Optimization Problem
$$\min_{L} \lambda||L||_{F}^{2} + (\theta-Ls)^{T}D(\theta-Ls) $$

To solve this, I know I need to null the gradient with respect to $L$ and solve for $L$. In other words, I solve for $$L$$ in the following equation
$$ 0 = \frac{\partial}{\partial L} \lambda||L||_{F}^{2} + \frac{\partial}{\partial L} (\theta-Ls)^{T}D(\theta-Ls)$$
$$ = 2\lambda L + \frac{\partial}{\partial L} (\theta-Ls)^{T}D(\theta-Ls)$$

The problem is I don't quite understand how to evaluate the 2nd term in the summation above.
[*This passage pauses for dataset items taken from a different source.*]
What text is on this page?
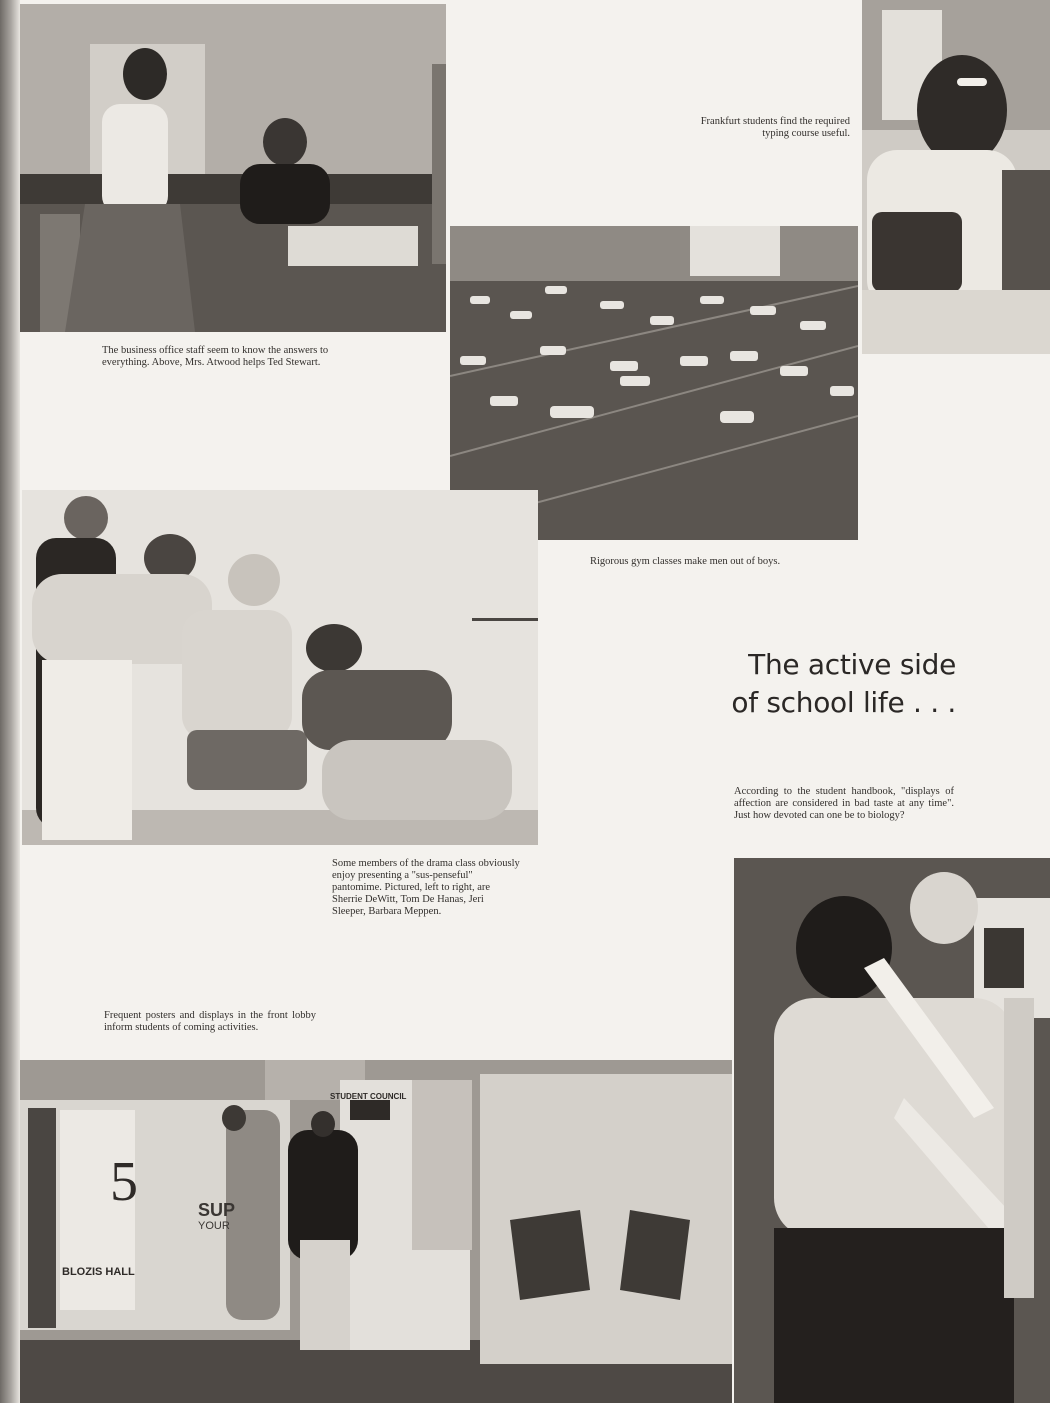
The business office staff seem to know the answers to everything. Above, Mrs. Atwood helps Ted Stewart.
Frankfurt students find the required typing course useful.
Rigorous gym classes make men out of boys.
Some members of the drama class obviously enjoy presenting a "sus-penseful" pantomime. Pictured, left to right, are Sherrie DeWitt, Tom De Hanas, Jeri Sleeper, Barbara Meppen.
The active side
of school life . . .
According to the student handbook, "displays of affection are considered in bad taste at any time". Just how devoted can one be to biology?
Frequent posters and displays in the front lobby inform students of coming activities.
SUP
YOUR
5
STUDENT COUNCIL
BLOZIS HALL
The solution is given to be
$$ L = A^{-1}b$$ where
$$ A = \lambda (I_{d\times k, d\times k}) ss^{T} \otimes D$$
$$ b = \text{vec}(s^{T} \otimes \theta^{T}D) $$

Confusion
Could someone kindly explain how to arrive at these solutions? I think my confusion stems from a general discomfort with a relationship between kronecker products, vec operator and a matrix derivative. I'd really appreciate some intuition as to how those pieces fit together. In addition, I'm hoping someone can point me to some resources where I can learn more about these ideas.

Best Answer

Define the vector $y=(Ls-\theta)$, then using this vector and the Frobenius product, rewrite the function and find its differential $$\eqalign{ f &= D:yy^T + \lambda L:L \cr df &= D:2\,{\rm sym}(dy\,y^T) + 2\,\lambda L:dL \cr &= 2\,D:dy\,y^T + 2\,\lambda L:dL \cr &= 2\,Dy:dy + 2\,\lambda L:dL \cr &= 2\,Dy:dL\,s + 2\,\lambda L:dL \cr &= 2\,(Dys^T + \lambda L):dL \cr }$$ Since $df=\frac{\partial f}{\partial L}:dL,\,$ the gradient is $$\eqalign{ \frac{\partial f}{\partial L} &= 2\,(Dys^T + \lambda L) \cr }$$ Setting the gradient to zero yields $$\eqalign{ \lambda L &= D(\theta-Ls)s^T \cr D\theta s^T &= \lambda L+DLss^T \cr }$$ At this point, we can't solve for $L$ because it's sandwiched between 2 matrices. So we use a Kronecker-vec trick to solve for $L$ in vector form.

Applying vec to both sides of the above equation yields $$\eqalign{ (\lambda I + ss^T\otimes D)\,{\rm vec}(L) &= {\rm vec}(D\theta s^T)\cr }$$ This is a normal matrix-vector equation which can be solved for ${\rm vec}(L)$. The matrix $L$ can be recovered by un-stacking the rows of the solution vector.